Interesting effect of copper!

Back in the late 70's I owned a 1946 model 27' Elco cabin cruiser. It had factory copper fuel tanks.

When I bought it, it had been sitting in wet storage, not run in about 8 to 10 years! It reeked of stale gasoline. The tanks had a bolt on cover. They were about half full of green liquid with about 2 inches of semi-solid goo in the bottom. I had to cut the floor to get them out, had them hot vatted, came back looking like new.

Put them back in, cleaned the fuel system, got it running. But could not get rid of the smell! Also could not make it run right, flooding, needle sticking, inconsistent idle mixture. Then it lost compression on a cylinder. Pulled the head, stuck exhaust valve. But what was strange, the combustion chamber, valve heads, top of pistons looked like they had been painted with gloss black enamel paint! Thick, sticky, nasty! Ended up pulling all the valves, cleaning the stems and guides, cleaned everything up, back together.

I pumped out the tanks, got rid of them, abandoned the copper fuel lines. Installed a single aluminum tank with an outboard fuel line. That was the end of the fuel problems!

So, something definitely was up with the copper tanks and lines! Always suspected the copper was reacting with the gasoline, this article backs my theory! BTW, this was long before ethanol was added, just good old leaded gas!

Another strange thing, this boat was built by the Electric Boat Company, Yacht Division. These were not rookie builders, they formerly built submarines for the military in WW2! How would they have made such a mistake? All I can conclude is copper was the best corrosion resistant material they had, maybe it originally had some type coating.

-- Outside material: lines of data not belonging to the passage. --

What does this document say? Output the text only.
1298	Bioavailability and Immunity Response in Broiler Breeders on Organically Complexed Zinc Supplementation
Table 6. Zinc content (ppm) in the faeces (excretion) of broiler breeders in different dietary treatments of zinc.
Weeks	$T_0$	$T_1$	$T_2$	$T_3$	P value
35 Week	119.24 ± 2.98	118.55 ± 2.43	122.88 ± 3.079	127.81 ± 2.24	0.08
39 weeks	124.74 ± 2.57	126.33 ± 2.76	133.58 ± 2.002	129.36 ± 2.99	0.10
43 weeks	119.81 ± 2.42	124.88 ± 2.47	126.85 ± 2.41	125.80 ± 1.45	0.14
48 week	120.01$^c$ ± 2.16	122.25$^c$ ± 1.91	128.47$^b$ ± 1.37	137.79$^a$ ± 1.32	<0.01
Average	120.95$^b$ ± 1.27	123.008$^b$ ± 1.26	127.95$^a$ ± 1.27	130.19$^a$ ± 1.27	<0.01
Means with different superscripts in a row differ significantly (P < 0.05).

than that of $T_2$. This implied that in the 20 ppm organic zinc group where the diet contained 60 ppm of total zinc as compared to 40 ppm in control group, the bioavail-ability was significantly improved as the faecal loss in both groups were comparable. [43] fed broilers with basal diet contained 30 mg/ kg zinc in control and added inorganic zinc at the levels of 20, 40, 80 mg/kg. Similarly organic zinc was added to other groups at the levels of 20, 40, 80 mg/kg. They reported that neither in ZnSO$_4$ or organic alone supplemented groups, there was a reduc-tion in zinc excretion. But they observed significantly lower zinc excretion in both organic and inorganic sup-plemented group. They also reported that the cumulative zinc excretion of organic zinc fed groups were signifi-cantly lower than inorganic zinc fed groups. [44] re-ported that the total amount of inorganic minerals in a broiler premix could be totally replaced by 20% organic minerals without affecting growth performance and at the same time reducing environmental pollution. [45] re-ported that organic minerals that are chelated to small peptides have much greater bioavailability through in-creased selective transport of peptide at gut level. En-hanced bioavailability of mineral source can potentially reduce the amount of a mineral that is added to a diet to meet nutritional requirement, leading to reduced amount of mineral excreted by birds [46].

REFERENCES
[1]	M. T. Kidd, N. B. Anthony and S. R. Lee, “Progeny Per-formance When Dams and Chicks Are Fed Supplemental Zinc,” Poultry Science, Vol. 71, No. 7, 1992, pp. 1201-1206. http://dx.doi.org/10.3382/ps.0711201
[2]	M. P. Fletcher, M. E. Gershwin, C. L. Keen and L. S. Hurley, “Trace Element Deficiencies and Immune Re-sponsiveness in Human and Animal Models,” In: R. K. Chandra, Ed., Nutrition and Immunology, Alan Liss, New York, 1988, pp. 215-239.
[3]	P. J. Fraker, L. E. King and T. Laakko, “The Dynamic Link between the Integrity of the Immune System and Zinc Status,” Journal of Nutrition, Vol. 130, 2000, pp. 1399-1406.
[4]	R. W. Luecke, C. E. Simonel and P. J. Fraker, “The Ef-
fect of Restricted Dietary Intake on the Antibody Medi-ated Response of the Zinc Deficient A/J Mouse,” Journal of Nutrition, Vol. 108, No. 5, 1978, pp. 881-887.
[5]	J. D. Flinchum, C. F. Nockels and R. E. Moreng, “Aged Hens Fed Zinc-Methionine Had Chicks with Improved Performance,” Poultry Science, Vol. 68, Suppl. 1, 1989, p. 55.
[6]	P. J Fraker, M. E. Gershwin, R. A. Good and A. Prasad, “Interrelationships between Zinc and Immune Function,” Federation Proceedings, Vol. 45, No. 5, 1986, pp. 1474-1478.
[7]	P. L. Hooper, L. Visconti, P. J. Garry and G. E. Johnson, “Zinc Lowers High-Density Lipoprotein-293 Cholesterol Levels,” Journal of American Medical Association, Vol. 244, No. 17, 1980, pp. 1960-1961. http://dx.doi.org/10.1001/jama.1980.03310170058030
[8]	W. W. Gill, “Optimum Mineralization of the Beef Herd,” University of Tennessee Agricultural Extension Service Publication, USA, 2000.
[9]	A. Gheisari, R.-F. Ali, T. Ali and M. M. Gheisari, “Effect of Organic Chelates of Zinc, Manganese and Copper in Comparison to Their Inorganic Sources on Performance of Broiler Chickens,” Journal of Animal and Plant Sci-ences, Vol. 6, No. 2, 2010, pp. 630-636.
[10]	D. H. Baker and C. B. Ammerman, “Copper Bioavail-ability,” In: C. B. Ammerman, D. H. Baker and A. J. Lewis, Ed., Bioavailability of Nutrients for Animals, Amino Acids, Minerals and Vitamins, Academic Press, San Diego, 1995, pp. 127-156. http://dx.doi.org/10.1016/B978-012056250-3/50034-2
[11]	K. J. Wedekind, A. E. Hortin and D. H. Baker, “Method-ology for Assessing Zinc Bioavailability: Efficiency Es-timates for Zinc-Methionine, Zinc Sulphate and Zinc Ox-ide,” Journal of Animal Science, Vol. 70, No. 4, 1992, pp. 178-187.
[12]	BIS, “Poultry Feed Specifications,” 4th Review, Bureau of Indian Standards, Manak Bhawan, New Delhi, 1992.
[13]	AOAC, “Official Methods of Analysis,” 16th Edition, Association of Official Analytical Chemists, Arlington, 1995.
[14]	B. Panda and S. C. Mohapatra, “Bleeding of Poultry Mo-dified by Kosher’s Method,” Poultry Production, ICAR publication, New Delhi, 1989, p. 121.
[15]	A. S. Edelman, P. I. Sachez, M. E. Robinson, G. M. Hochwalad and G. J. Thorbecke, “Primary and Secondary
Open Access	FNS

To keep this tractor related, I don't recall ever seeing a factory copper fuel line!
 
It seems like today the preferred fuel tanks are either plastic or fiberglass. The tank in our fishing boat is under the floor, some kind of fiberglass, and my portable tanks for small outboards are plastic. You should get less condensation with a plastic tank also.
 
Point being, I guess, that folks were complaining about "new" gas back in 1929! Some things never change, like old pharts waxing nostalgic about the Good Old Days.